In New York, flagship Stern station WXRK-FM will carry former Van Halen front man, David Lee Roth as the morning show host. Roth is scheduled to launch on seven stations in the eastern U.S. Air personalities “Rover,” ‘The Junkies,” “Star and Buc” and “Drew and Mel” will fill Stern’s shoes in other markets.

Three stations that carried Stern are “Jack FM” music stations and will air music instead of Stern-style comedy/talk.

In an obvious response to the challenge posed by satellite radio (Sirius and XM) Infinity Broadcasting rolled out its Free FM moniker for several stations, leaving “FM Talk” behind. This coincides with the National Association of Broadcaster’s stepped up campaign to convince people that radio should be free.

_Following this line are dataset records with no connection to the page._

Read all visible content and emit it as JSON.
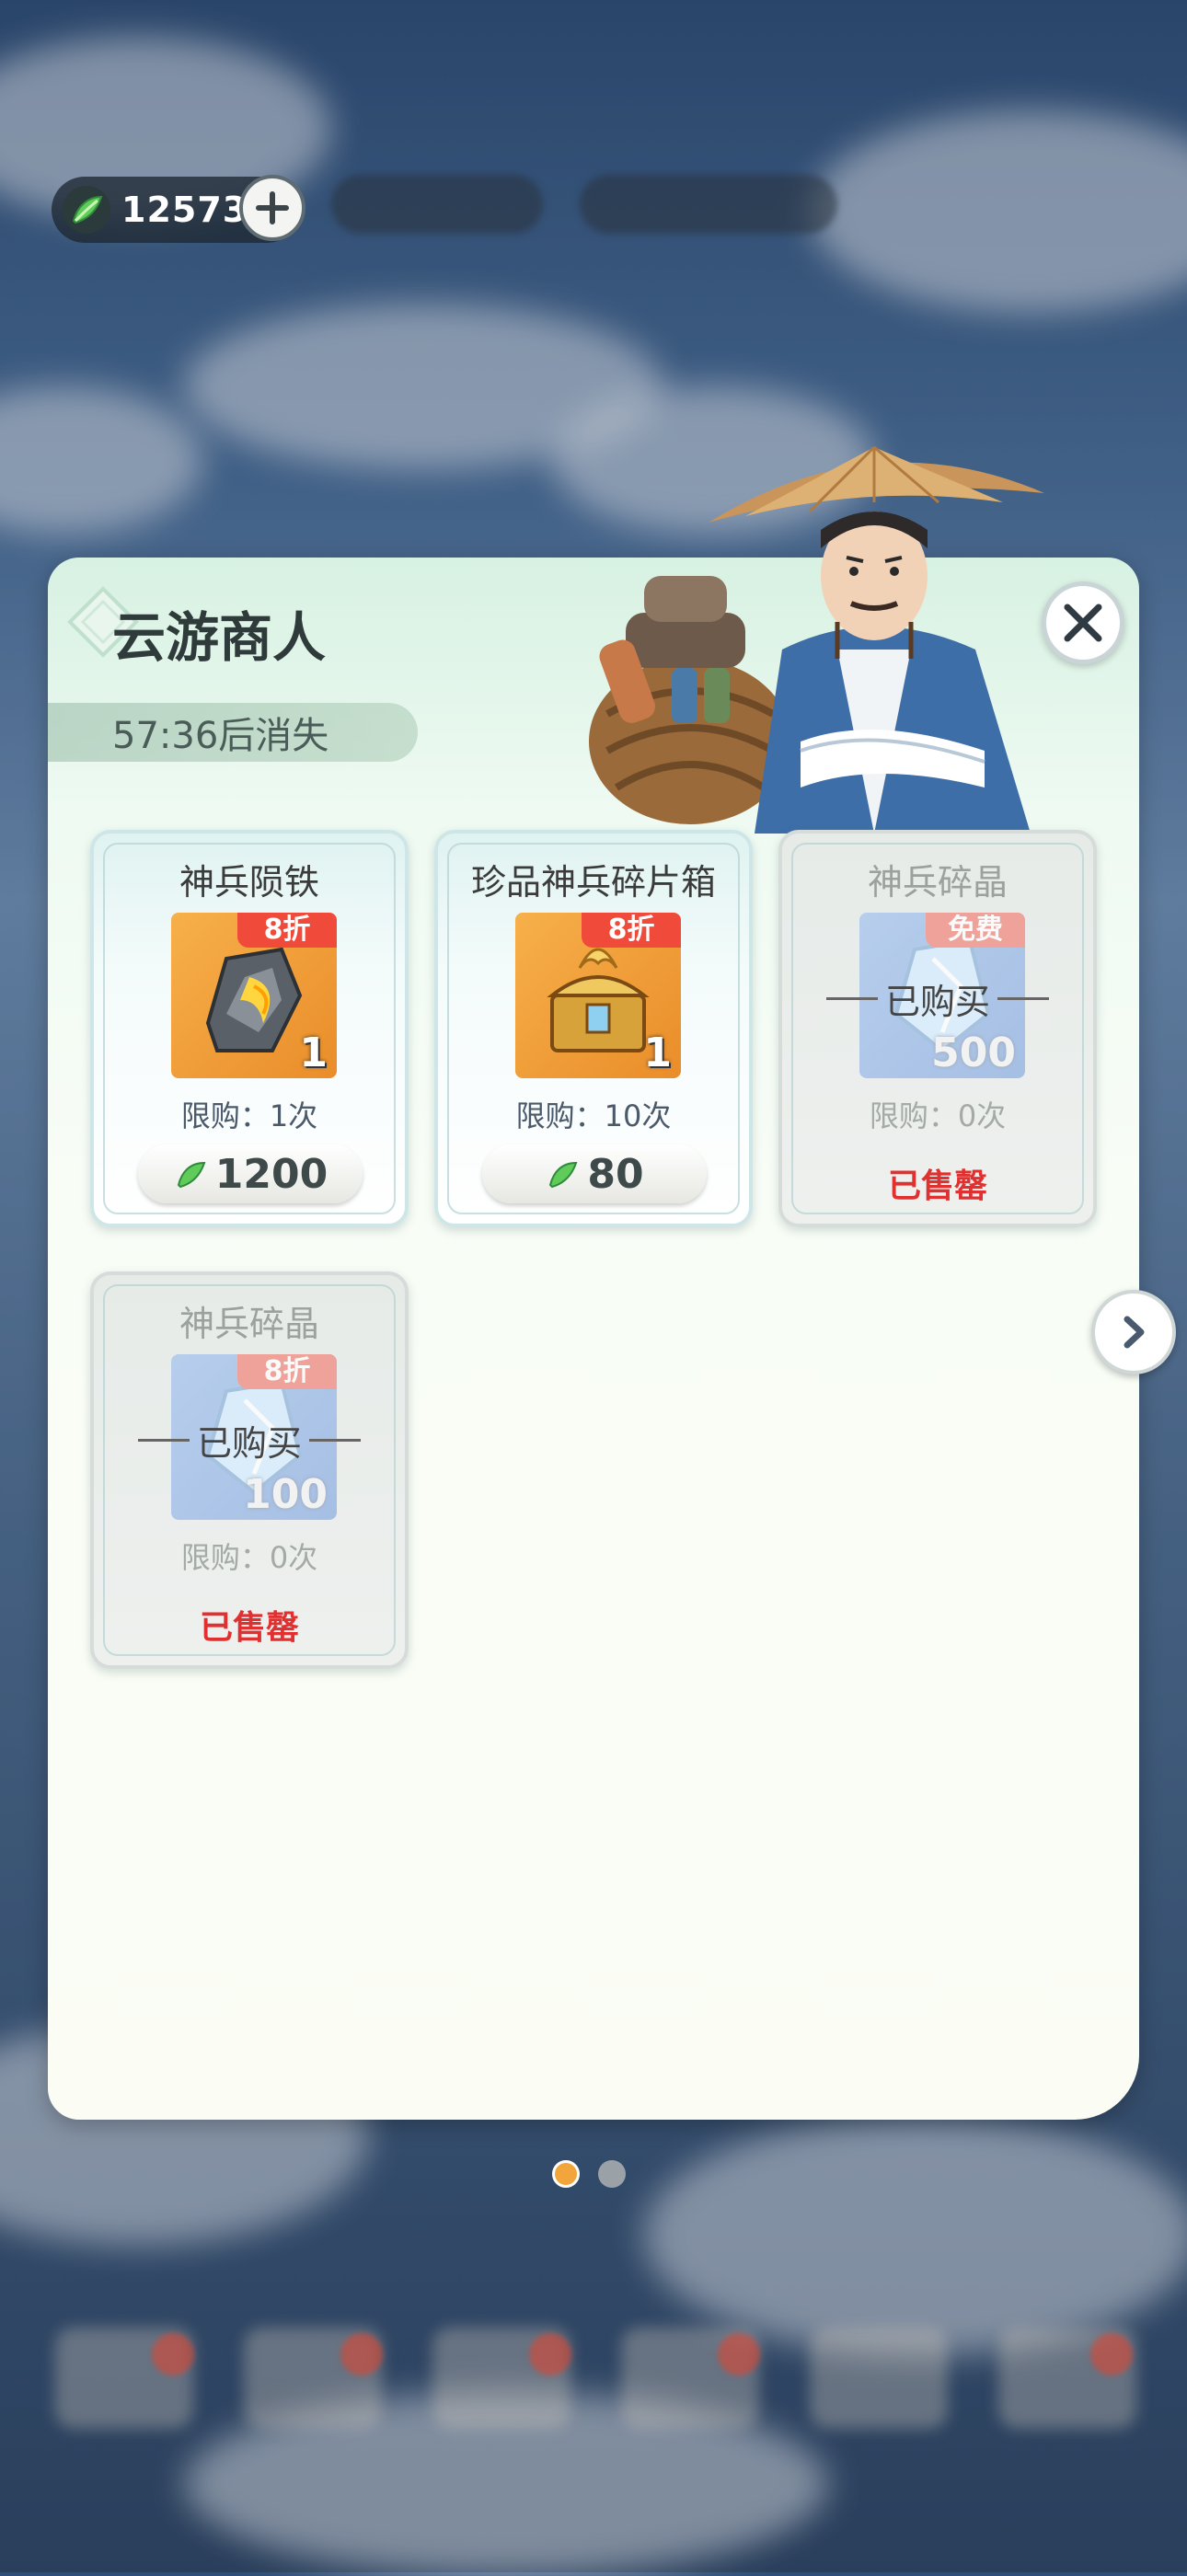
{
  "currency": {
    "amount": "12573",
    "icon": "jade-leaf-icon",
    "plus_icon": "plus-icon"
  },
  "panel": {
    "title": "云游商人",
    "timer": "57:36后消失",
    "close_icon": "close-icon",
    "next_icon": "chevron-right-icon"
  },
  "items": [
    {
      "name": "神兵陨铁",
      "discount": "8折",
      "quantity": "1",
      "limit": "限购：1次",
      "price": "1200",
      "state": "available"
    },
    {
      "name": "珍品神兵碎片箱",
      "discount": "8折",
      "quantity": "1",
      "limit": "限购：10次",
      "price": "80",
      "state": "available"
    },
    {
      "name": "神兵碎晶",
      "discount": "免费",
      "quantity": "500",
      "limit": "限购：0次",
      "bought": "已购买",
      "soldout": "已售罄",
      "state": "sold"
    },
    {
      "name": "神兵碎晶",
      "discount": "8折",
      "quantity": "100",
      "limit": "限购：0次",
      "bought": "已购买",
      "soldout": "已售罄",
      "state": "sold"
    }
  ],
  "pagination": {
    "pages": 2,
    "current": 1
  },
  "colors": {
    "accent": "#f2a53a",
    "discount": "#f04a3a",
    "soldout": "#e03030"
  }
}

The NAB has created spots that end with the tag line, “Radio, you shouldn’t have to pay for it.”

“The new spots remind listeners of the 24-7 news coverage, compelling personalities, weather and traffic bulletins, local regional and national talk, local sports, and other programming, all of which is available for free on local radio,” said NAB Radio Board Chairman and President and CEO of Entercom Communications David Field.

Sirius, the service that will carry the Howard Stern show, currently charges $12.95 per month, $142.45 annually or $499 for a lifetime subscription.

Stern will offer two channels: “Howard 100 News” (already available) a very slick news and interview service that promotes the stars of the Howard Stern “universe,” and the “Howard II” channel, set to launch Jan. 9.

The NAB says that broadcasters are rallying to air the spots this month, effectively donating at least $40 million worth of airtime to dissuade listeners from defecting to satellite radio. They might as well build another Berlin Wall.

Stern quipped on the air last week that if those broadcasters had handed him the “50 million” they’re spending to fight him, he would have “walked away” from his satellite venture.

So what is the future of free terrestrial radio once Stern exits? Does FM talk have a big future? I believe the answer is yes, but a big shake out is coming. Stern’s departure will be like a shopping mall after the big “anchor” department store moves out. In radio’s case, there aren’t likely to be the same size crowds coming in the morning to carry the whole day anymore. Obviously, a lot depends on how well Corolla, Roth and others can hang on to Stern’s audience.

Regardless of how well FM talk adapts, the door is wide open now for music radio formats to enjoy a kind of renaissance that may end up helping the ailing record industry. For the past 20 years, morning shows have been dominated, starting with the rise of “Morning Zoos” in the early 80s, by talk and comedy and very little or no music. With Stern out of the picture, contemporary music-focused, local personality shows may have a chance to take back a huge slice of the morning mass appeal audience pie.

A word about Stern: He was an unremarkable DJ when he started out. His “genius” was to take the goofy, irreverent side of the generic DJ, add elements of his personal life and basically flip the perspective for the audience. So, instead of getting the conventional polished presentation, listeners heard an exaggerated version of what might normally be the off-air, “behind the scenes” banter with station personnel and listener phone calls. To accentuate the “shock” value of this 180 degree change, Stern routinely belched on the air, insulted celebrity guests, cued tapes live instead of getting them ready beforehand and appeared to talk off the top of his head with no preparation. (His wannabe imitators learned the hard way how far from the truth that is.)

Before Stern, none of that would ever have happened on the radio. Call it “reality radio.” Call him the Godfather of reality TV.

Another key to the success of the Stern format was getting rid of the music. Stern was determined to live or die on his own personality and not allow himself be defined by music he didn’t choose and would needlessly alienate listeners otherwise attracted to his program.

On satellite, Stern will finally be free to speak as he pleases without censorship or the threat of FCC indecency fines. However, if he doesn’t ultimately attract enough subscribers to make the show self-sustaining, expect advertising to quickly become part of the mix.